For some inexplicable reason, Dude, Where’s My Car? became that code. If someone suggested the two of you get together to watch this particular movie, you knew it was on. I have definitely not watched this movie many times, if you catch my drift. Ah, high school.

We also enjoyed just straight chilling (no proverbial Netflix and...) in a group and watching DWMC, because it’s everything a bunch of high schoolers who may or may not be under the influence of some substances are capable of enjoying. The central premise of the movie is that two stoners can’t find their car. During the opening credits, you soar through a purple galaxy as dancing flamingos and anthropomorphized cartoon rabbit women fly by. It’s no Inception, but it’s where you’re at, mentally, when you’ve reached the peak Dude, Where’s My Car? enjoyment level.

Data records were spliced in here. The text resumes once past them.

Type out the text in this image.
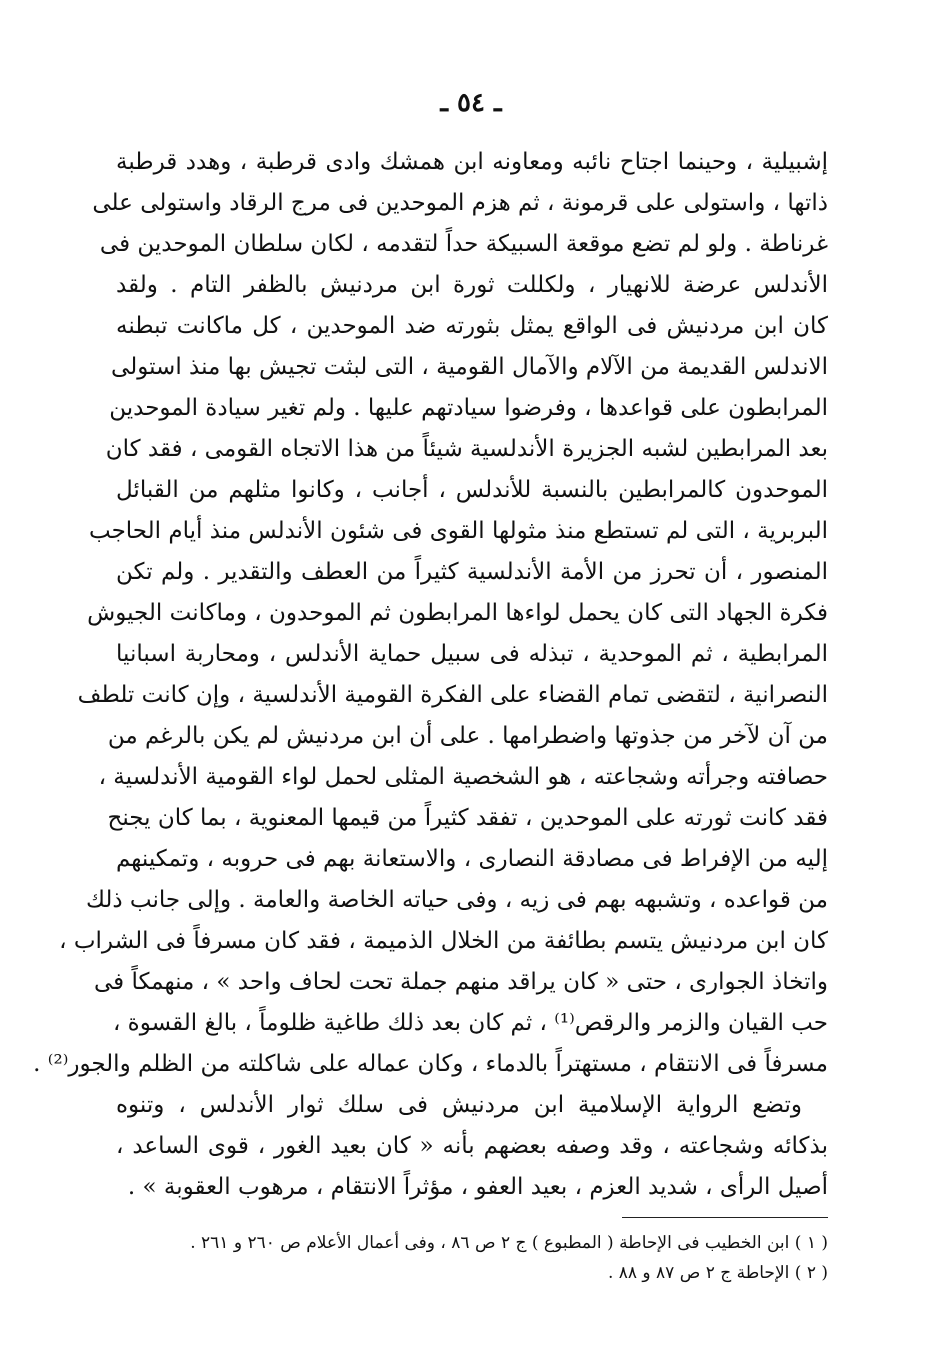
ـ ٥٤ ـ
إشبيلية ، وحينما اجتاح نائبه ومعاونه ابن همشك وادى قرطبة ، وهدد قرطبة
ذاتها ، واستولى على قرمونة ، ثم هزم الموحدين فى مرج الرقاد واستولى على
غرناطة . ولو لم تضع موقعة السبيكة حداً لتقدمه ، لكان سلطان الموحدين فى
الأندلس عرضة للانهيار ، ولكللت ثورة ابن مردنيش بالظفر التام . ولقد
كان ابن مردنيش فى الواقع يمثل بثورته ضد الموحدين ، كل ماكانت تبطنه
الاندلس القديمة من الآلام والآمال القومية ، التى لبثت تجيش بها منذ استولى
المرابطون على قواعدها ، وفرضوا سيادتهم عليها . ولم تغير سيادة الموحدين
بعد المرابطين لشبه الجزيرة الأندلسية شيئاً من هذا الاتجاه القومى ، فقد كان
الموحدون كالمرابطين بالنسبة للأندلس ، أجانب ، وكانوا مثلهم من القبائل
البربرية ، التى لم تستطع منذ مثولها القوى فى شئون الأندلس منذ أيام الحاجب
المنصور ، أن تحرز من الأمة الأندلسية كثيراً من العطف والتقدير . ولم تكن
فكرة الجهاد التى كان يحمل لواءها المرابطون ثم الموحدون ، وماكانت الجيوش
المرابطية ، ثم الموحدية ، تبذله فى سبيل حماية الأندلس ، ومحاربة اسبانيا
النصرانية ، لتقضى تمام القضاء على الفكرة القومية الأندلسية ، وإن كانت تلطف
من آن لآخر من جذوتها واضطرامها . على أن ابن مردنيش لم يكن بالرغم من
حصافته وجرأته وشجاعته ، هو الشخصية المثلى لحمل لواء القومية الأندلسية ،
فقد كانت ثورته على الموحدين ، تفقد كثيراً من قيمها المعنوية ، بما كان يجنح
إليه من الإفراط فى مصادقة النصارى ، والاستعانة بهم فى حروبه ، وتمكينهم
من قواعده ، وتشبهه بهم فى زيه ، وفى حياته الخاصة والعامة . وإلى جانب ذلك
كان ابن مردنيش يتسم بطائفة من الخلال الذميمة ، فقد كان مسرفاً فى الشراب ،
واتخاذ الجوارى ، حتى « كان يراقد منهم جملة تحت لحاف واحد » ، منهمكاً فى
حب القيان والزمر والرقص⁽¹⁾ ، ثم كان بعد ذلك طاغية ظلوماً ، بالغ القسوة ،
مسرفاً فى الانتقام ، مستهتراً بالدماء ، وكان عماله على شاكلته من الظلم والجور⁽²⁾ .
وتضع الرواية الإسلامية ابن مردنيش فى سلك ثوار الأندلس ، وتنوه
بذكائه وشجاعته ، وقد وصفه بعضهم بأنه « كان بعيد الغور ، قوى الساعد ،
أصيل الرأى ، شديد العزم ، بعيد العفو ، مؤثراً الانتقام ، مرهوب العقوبة » .
( ١ ) ابن الخطيب فى الإحاطة ( المطبوع ) ج ٢ ص ٨٦ ، وفى أعمال الأعلام ص ٢٦٠ و ٢٦١ .
( ٢ ) الإحاطة ج ٢ ص ٨٧ و ٨٨ .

Obviously, teens and stoners were the movie’s target audience, because it was a box-office success despite being critically panned. As if stone-cold sober movie critics, sitting in a screening room with their pens and notebooks out, waiting to scoff at the ridiculous title and lambast even more from there, would get it. The movie has also gone on to earn cult status because of its ridiculous premise and title.

You want to hate on Dude, Where’s My Car?, but you can’t. You just can’t. When I recently turned it on for a 15th anniversary rewatch, I was ready to hate and judge my high-school self's immature taste. But as soon as those opening credits took me to space, I knew I was in for a batshit cray good time. Kutcher and Scott are goofy idiots who just fucking go for it. The movie is dumb as shit, yes, but it’s not like we all watch Citizen Kane and friggin documentaries every day. (If you do, I doff my imaginary cap to you, bastion of cinematic taste.)